When you’re recording music, all you can put on a record is vibrations. How you vibrate determines how well people will receive it. They can’t see you, they don’t know nothing
except how they feel when they hear it. We did not deviate too far away from the original, but we did stretch it out. You listen to it, Muddy was coming real strong. He hasn’t changed
anything in how he’s singing. We called it preaching, how exuberant he was, how he could reach out and touch people. Muddy was a very witty guy. He would sit there, always positive, always
dressed up. Sometimes when he would really get sharp he’d put on a blue suit and a white shirt and a red tie and red socks.”

The photo session for
After the Rain
still rankles Cosey. “They sent us to Victor Screbneski, a famous photographer in Chicago known worldwide for doing fashion layouts. They
wanted us to pose nude from the waist up and with creatures. Satterfield and myself refused to do it. They had some sort of liquid they wanted to smear the body with. We didn’t think that was
in good taste. Muddy did it for the cover. Phillip Upchurch was into snakes, so he took a picture with a snake and used it for his own album.”

Electric Mud
is Muddy’s most polarizing record. It attracted a new audience in the hip-hop era. “To me it’s a brilliant record,” Chuck D. told me.
“I’ve played it a thousand times. The voice and the character of Muddy Waters stand above the new music. Muddy’s vocals
project.
That’s what created a hook for me
to get into it: these vocals are actually pulling the music.
Electric Mud
introduced me to other Muddy Waters stuff. It took me a while to warm up to traditional blues. A whole new world.
But the automatic thing that struck me right away was the
Electric Mud
thing.”

Fathers and Sons:
“Bloomfield,” said Marshall Chess, “he was always emotionally a basket case. During
Fathers and Sons,
he was so scared of
playing with Muddy a couple of times that he took heavy tranqs. He had a lot of soul but he was a troubled, pained person, like a lot of blues singers are. And he liked drugs and alcohol, just like
them.”

The Thursday-night show at Chicago’s Auditorium Theater drew an almost all-white audience of 2,800. Billed as the Cosmic Joy–Scout Super Jam, it blended deep hippie culture with deep
blues.
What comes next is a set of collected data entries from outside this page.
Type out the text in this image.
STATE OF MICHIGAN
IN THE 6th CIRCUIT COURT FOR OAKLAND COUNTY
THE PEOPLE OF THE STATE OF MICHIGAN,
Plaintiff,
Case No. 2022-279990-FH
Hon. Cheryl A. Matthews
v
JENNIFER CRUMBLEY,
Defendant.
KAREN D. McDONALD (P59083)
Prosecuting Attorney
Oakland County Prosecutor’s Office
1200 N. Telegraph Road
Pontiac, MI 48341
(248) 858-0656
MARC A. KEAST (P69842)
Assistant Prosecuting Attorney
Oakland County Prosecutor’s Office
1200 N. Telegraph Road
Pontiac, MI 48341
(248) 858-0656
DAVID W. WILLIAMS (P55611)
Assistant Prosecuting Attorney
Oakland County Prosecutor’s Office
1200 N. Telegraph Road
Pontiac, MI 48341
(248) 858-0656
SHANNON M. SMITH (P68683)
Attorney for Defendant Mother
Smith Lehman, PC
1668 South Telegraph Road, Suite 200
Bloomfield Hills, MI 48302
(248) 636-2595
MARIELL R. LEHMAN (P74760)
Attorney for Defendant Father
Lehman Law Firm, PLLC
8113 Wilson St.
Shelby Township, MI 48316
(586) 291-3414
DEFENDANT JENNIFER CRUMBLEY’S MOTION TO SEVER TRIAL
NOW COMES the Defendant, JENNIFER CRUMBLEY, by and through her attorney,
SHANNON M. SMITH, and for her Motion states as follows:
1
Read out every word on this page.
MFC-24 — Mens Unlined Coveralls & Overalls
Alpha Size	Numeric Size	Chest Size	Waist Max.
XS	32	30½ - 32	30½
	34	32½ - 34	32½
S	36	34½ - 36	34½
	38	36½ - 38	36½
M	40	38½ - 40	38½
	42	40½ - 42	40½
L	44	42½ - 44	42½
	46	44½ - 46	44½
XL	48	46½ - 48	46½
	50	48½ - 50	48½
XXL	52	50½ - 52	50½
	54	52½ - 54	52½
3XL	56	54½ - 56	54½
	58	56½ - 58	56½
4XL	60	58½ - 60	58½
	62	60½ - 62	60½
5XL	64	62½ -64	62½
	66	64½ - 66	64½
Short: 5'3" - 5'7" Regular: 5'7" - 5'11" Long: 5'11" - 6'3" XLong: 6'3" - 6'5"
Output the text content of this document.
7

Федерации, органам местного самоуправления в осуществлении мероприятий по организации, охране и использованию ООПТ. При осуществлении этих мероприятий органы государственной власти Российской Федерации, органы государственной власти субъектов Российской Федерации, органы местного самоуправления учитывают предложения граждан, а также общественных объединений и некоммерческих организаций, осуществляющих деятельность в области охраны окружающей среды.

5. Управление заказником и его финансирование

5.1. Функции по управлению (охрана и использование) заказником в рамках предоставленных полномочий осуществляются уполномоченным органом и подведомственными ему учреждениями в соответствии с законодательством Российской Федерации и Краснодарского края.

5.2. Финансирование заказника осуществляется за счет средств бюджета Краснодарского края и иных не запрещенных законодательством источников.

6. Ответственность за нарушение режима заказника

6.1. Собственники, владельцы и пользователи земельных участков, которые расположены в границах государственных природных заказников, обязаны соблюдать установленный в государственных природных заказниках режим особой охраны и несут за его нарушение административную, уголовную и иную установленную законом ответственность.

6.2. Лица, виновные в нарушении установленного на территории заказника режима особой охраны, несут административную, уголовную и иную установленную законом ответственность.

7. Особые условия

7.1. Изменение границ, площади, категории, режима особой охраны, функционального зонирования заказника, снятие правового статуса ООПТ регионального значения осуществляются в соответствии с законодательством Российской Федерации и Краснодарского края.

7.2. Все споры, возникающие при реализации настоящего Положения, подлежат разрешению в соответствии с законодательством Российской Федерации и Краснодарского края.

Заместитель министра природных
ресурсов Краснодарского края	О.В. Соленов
As fans found their seats, a lone musician
plucked an African finger piano. According to Don DeMichael’s review in
Rolling Stone,
“His
ping-a-dinging sounded like there was a little air in the radiators.” After the hippie mish-mash speech that followed (“thousands of years ago there were one people, one tongue, and
three Faces. . . .”) came a group so bad (The Ace of Cups) the critic wondered if it was a put-on. (DeMichael, “Muddy Waters Week,” pp. 12–13.) Finally the
Fathers and
Sons
band took the stage and warmed the house. Then Muddy toasted it. He was playing to a younger audience, many seeing him for the first time. “On ‘Mojo’ he put his guitar
down,” said Marshall Chess, “he did a dance and he was Rudolf Nureyev for fifteen seconds. It was like he was a ballerina, lightness on his feet.”